Not all of us know which coffee flavor we enjoy, since maybe we haven’t tried many options or have gotten used to preparing it in an ordinary way and with everyday products.

An appreciation for coffee can be similar to appreciating good beer and fine wine, because of the complex variety of flavors, aromas and details involved in preparing and then savoring it.

Understanding how to taste coffee is a skill everyone can learn.

You’ll find a few tips shared by KitchenAid’s team of artisanal coffee experts:

Tips to enhance the possibilities of this immersive drink:

It’s important to have the manufacturer’s information from the packaging containing whole coffee beans or ground coffee. Before tasting the coffee, knowing its roasting and grinding process, the type of bean, its origin and the type of blend are essential.

Like all good tasters, we should refine our senses of taste and smell.

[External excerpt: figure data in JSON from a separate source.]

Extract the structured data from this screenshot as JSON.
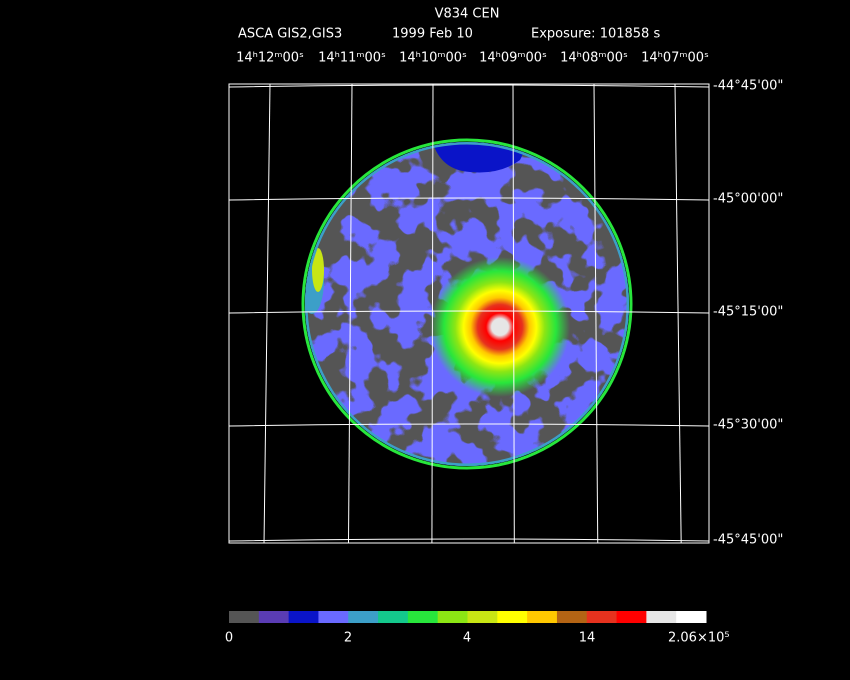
{
  "title": "V834 CEN",
  "subtitle": {
    "instrument": "ASCA GIS2,GIS3",
    "date": "1999 Feb 10",
    "exposure": "Exposure: 101858 s"
  },
  "ra_labels": [
    "14ʰ12ᵐ00ˢ",
    "14ʰ11ᵐ00ˢ",
    "14ʰ10ᵐ00ˢ",
    "14ʰ09ᵐ00ˢ",
    "14ʰ08ᵐ00ˢ",
    "14ʰ07ᵐ00ˢ"
  ],
  "dec_labels": [
    "-44°45'00\"",
    "-45°00'00\"",
    "-45°15'00\"",
    "-45°30'00\"",
    "-45°45'00\""
  ],
  "colorbar": {
    "colors": [
      "#555555",
      "#5a3cb4",
      "#0a14c8",
      "#6a6aff",
      "#3c9fc8",
      "#14c88c",
      "#28e63c",
      "#8ce614",
      "#c8e614",
      "#ffff00",
      "#ffc800",
      "#b46414",
      "#e6321e",
      "#ff0000",
      "#e6e6e6",
      "#ffffff"
    ],
    "labels": [
      "0",
      "2",
      "4",
      "14",
      "2.06×10⁵"
    ]
  }
}
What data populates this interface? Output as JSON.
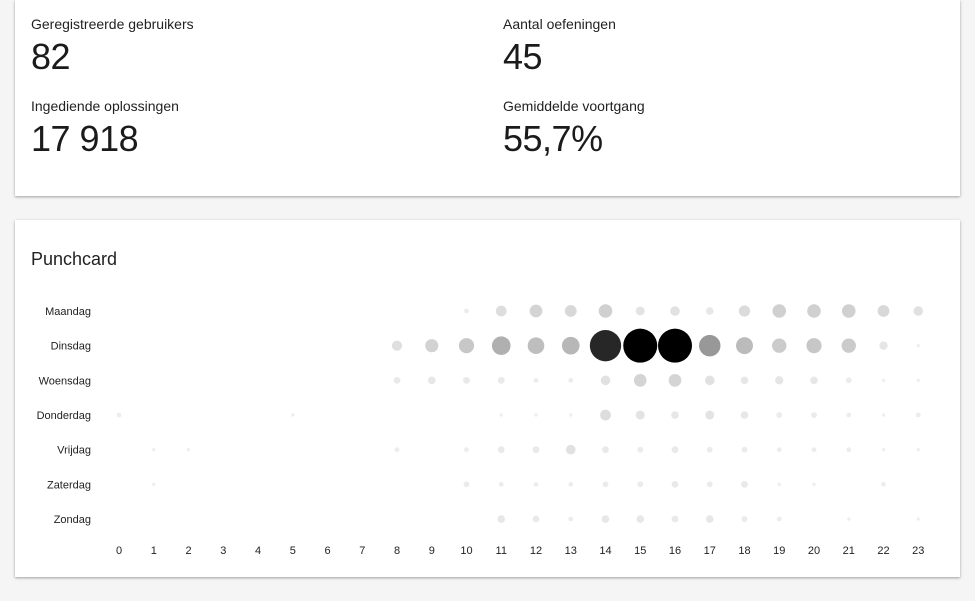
{
  "stats": {
    "registered_users": {
      "label": "Geregistreerde gebruikers",
      "value": "82"
    },
    "exercise_count": {
      "label": "Aantal oefeningen",
      "value": "45"
    },
    "submissions": {
      "label": "Ingediende oplossingen",
      "value": "17 918"
    },
    "avg_progress": {
      "label": "Gemiddelde voortgang",
      "value": "55,7%"
    }
  },
  "punchcard": {
    "title": "Punchcard",
    "dot_color": "#000000"
  },
  "chart_data": {
    "type": "scatter",
    "title": "Punchcard",
    "days": [
      "Maandag",
      "Dinsdag",
      "Woensdag",
      "Donderdag",
      "Vrijdag",
      "Zaterdag",
      "Zondag"
    ],
    "hours": [
      "0",
      "1",
      "2",
      "3",
      "4",
      "5",
      "6",
      "7",
      "8",
      "9",
      "10",
      "11",
      "12",
      "13",
      "14",
      "15",
      "16",
      "17",
      "18",
      "19",
      "20",
      "21",
      "22",
      "23"
    ],
    "values": [
      [
        0,
        0,
        0,
        0,
        0,
        0,
        0,
        0,
        0,
        0,
        2,
        10,
        14,
        12,
        16,
        7,
        8,
        5,
        11,
        16,
        16,
        16,
        12,
        8
      ],
      [
        0,
        0,
        0,
        0,
        0,
        0,
        0,
        0,
        9,
        15,
        20,
        30,
        24,
        27,
        85,
        100,
        100,
        40,
        25,
        18,
        20,
        18,
        6,
        1
      ],
      [
        0,
        0,
        0,
        0,
        0,
        0,
        0,
        0,
        4,
        5,
        4,
        4,
        2,
        2,
        8,
        14,
        14,
        8,
        5,
        6,
        5,
        3,
        1,
        1
      ],
      [
        2,
        0,
        0,
        0,
        0,
        1,
        0,
        0,
        0,
        0,
        0,
        1,
        1,
        1,
        10,
        7,
        5,
        7,
        5,
        3,
        3,
        2,
        1,
        2
      ],
      [
        0,
        1,
        1,
        0,
        0,
        0,
        0,
        0,
        2,
        0,
        2,
        4,
        4,
        8,
        4,
        3,
        4,
        3,
        3,
        2,
        2,
        2,
        1,
        1
      ],
      [
        0,
        1,
        0,
        0,
        0,
        0,
        0,
        0,
        0,
        0,
        3,
        2,
        2,
        2,
        3,
        3,
        4,
        3,
        4,
        1,
        1,
        0,
        2,
        0
      ],
      [
        0,
        0,
        0,
        0,
        0,
        0,
        0,
        0,
        0,
        0,
        0,
        5,
        4,
        2,
        5,
        5,
        4,
        5,
        3,
        2,
        0,
        1,
        0,
        1
      ]
    ],
    "legend": "none"
  }
}
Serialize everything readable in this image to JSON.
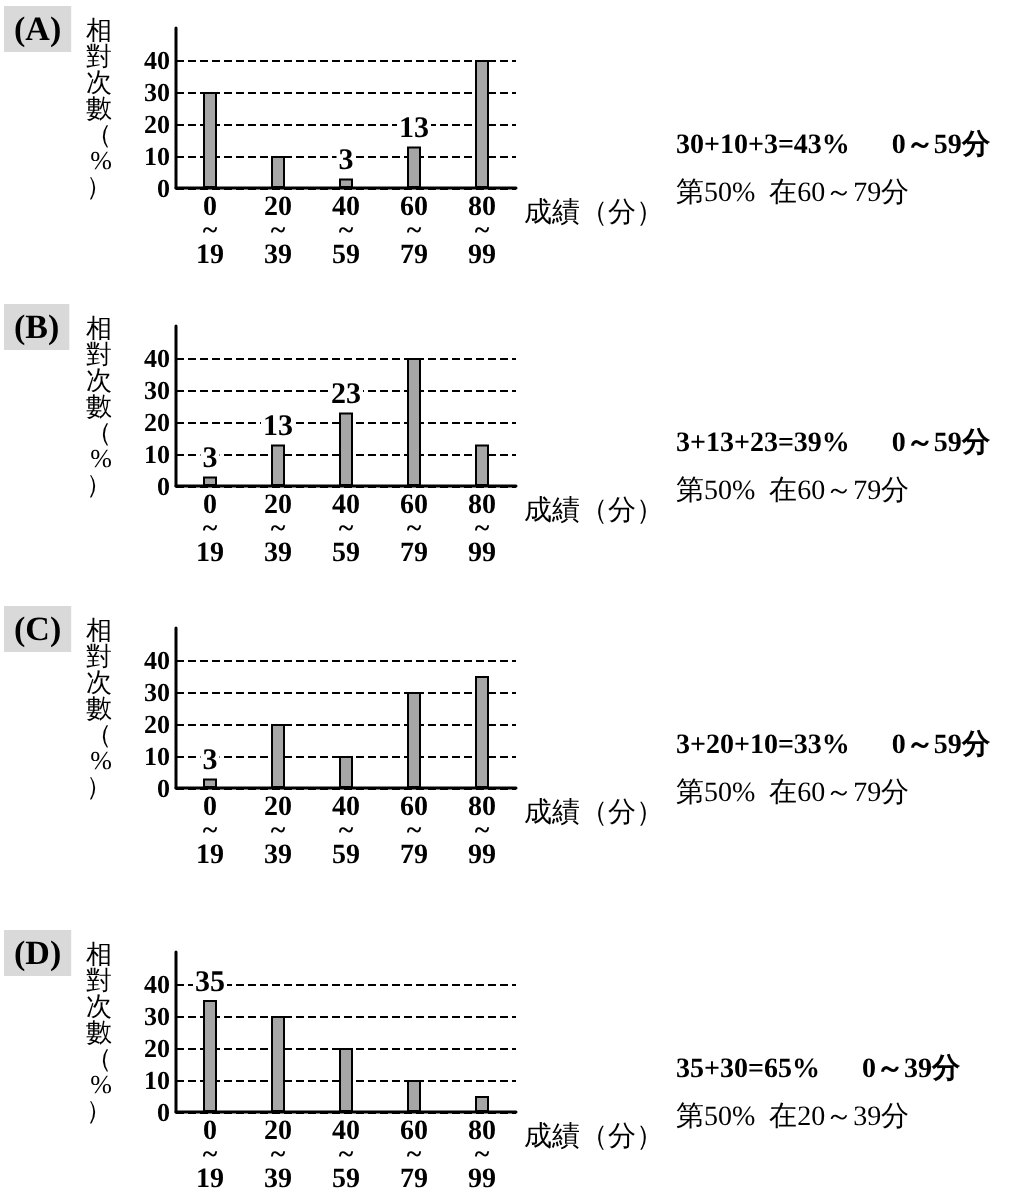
{
  "chart_data": [
    {
      "type": "bar",
      "title": "(A)",
      "ylabel": "相對次數（%）",
      "xlabel": "成績（分）",
      "categories": [
        "0~19",
        "20~39",
        "40~59",
        "60~79",
        "80~99"
      ],
      "values": [
        30,
        10,
        3,
        13,
        40
      ],
      "value_labels": [
        null,
        null,
        "3",
        "13",
        null
      ],
      "color": "#a6a6a6",
      "ylim": [
        0,
        50
      ],
      "yticks": [
        0,
        10,
        20,
        30,
        40
      ],
      "grid": "y",
      "annotations": [
        "30+10+3=43%      0～59分",
        "第50%  在60～79分"
      ]
    },
    {
      "type": "bar",
      "title": "(B)",
      "ylabel": "相對次數（%）",
      "xlabel": "成績（分）",
      "categories": [
        "0~19",
        "20~39",
        "40~59",
        "60~79",
        "80~99"
      ],
      "values": [
        3,
        13,
        23,
        40,
        13
      ],
      "value_labels": [
        "3",
        "13",
        "23",
        null,
        null
      ],
      "color": "#a6a6a6",
      "ylim": [
        0,
        50
      ],
      "yticks": [
        0,
        10,
        20,
        30,
        40
      ],
      "grid": "y",
      "annotations": [
        "3+13+23=39%      0～59分",
        "第50%  在60～79分"
      ]
    },
    {
      "type": "bar",
      "title": "(C)",
      "ylabel": "相對次數（%）",
      "xlabel": "成績（分）",
      "categories": [
        "0~19",
        "20~39",
        "40~59",
        "60~79",
        "80~99"
      ],
      "values": [
        3,
        20,
        10,
        30,
        35
      ],
      "value_labels": [
        "3",
        null,
        null,
        null,
        null
      ],
      "color": "#a6a6a6",
      "ylim": [
        0,
        50
      ],
      "yticks": [
        0,
        10,
        20,
        30,
        40
      ],
      "grid": "y",
      "annotations": [
        "3+20+10=33%      0～59分",
        "第50%  在60～79分"
      ]
    },
    {
      "type": "bar",
      "title": "(D)",
      "ylabel": "相對次數（%）",
      "xlabel": "成績（分）",
      "categories": [
        "0~19",
        "20~39",
        "40~59",
        "60~79",
        "80~99"
      ],
      "values": [
        35,
        30,
        20,
        10,
        5
      ],
      "value_labels": [
        "35",
        null,
        null,
        null,
        null
      ],
      "color": "#a6a6a6",
      "ylim": [
        0,
        50
      ],
      "yticks": [
        0,
        10,
        20,
        30,
        40
      ],
      "grid": "y",
      "annotations": [
        "35+30=65%      0～39分",
        "第50%  在20～39分"
      ]
    }
  ]
}
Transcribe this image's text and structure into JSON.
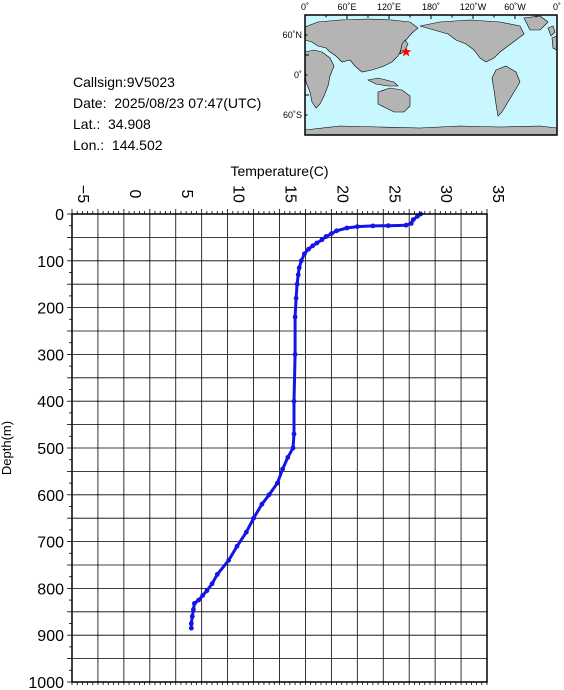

Then, to achieve that coffee flavor that will delight us, start by examining the beans and smelling them. The most aged beans indicate better quality and are generally the ones used for gourmet selections.

Grind the beans in a grinder, like the KitchenAid® Burr Grinder, and prepare the first cup of coffee with filtered water in order to avoid altering the flavors. Allow the coffee to brew and rest. Then, remove any grounds that remained on top and did not dissolve. That way, you will obtain a clean beverage, without remainders to interfere with the first tasting.

Start the tasting with a spoon and then take a larger sip, moving it around your palate. Repeat the process several times and with new cups of coffee, to be able to figure out its characteristics, like acidity, body, sweetness, citrus flavors, chocolate or touches of caramel.

Experts usually do not swallow the samples they taste. Based on that, they decide whether to approve the coffee they tasted.

“The majority doesn’t know coffee’s true taste. They have probably never made it in the traditional way, or without the attention to detail that makes the most flavorful coffee” says KitchenAid’s expert, barista, taster and owner of Gente de la Isla, Coral de Camps.

Visual: Observe the liquid’s color. A bean that has been roasted for a longer period has a darker shade. Its color can be clean, clear, matte or bright.

Robusta beans are darker, roasted and not very fragrant. They are rustic, with a harsher and more bitter taste. They are mainly used to produce instant (or soluble) coffee.

In contrast, Arabica is the best known and most valued species around the world, known for having the best quality, nuanced aromas and varied flavors, without being aggressive to the palate and with a small touch of acidity.

Body: Body is related to the texture or heaviness of the coffee. It refers to light-bodied versus full-bodied flavor.

Aroma: Sensing the bouquet of just-ground beans, which is noticeable directly through the sense of smell, is a delicious sensation. Aroma is partly determined by the roasting process of the beans, and is in the aromatic soluble components of that cup of coffee that we begin tasting and smelling. It involves more than just a “smell.” If we lacked a sense of smell, we would only perceive the taste sensations. The aroma is what provides that flavor that we crave.

Flavor: The combination of a coffee’s body, acidity and aroma produces the coffee’s flavor.

Along with nuanced aromas, we can perceive touches of caramel, fruit, chocolate, flowers and more. A delicious coffee tempts the senses with a wide variety of stimuli.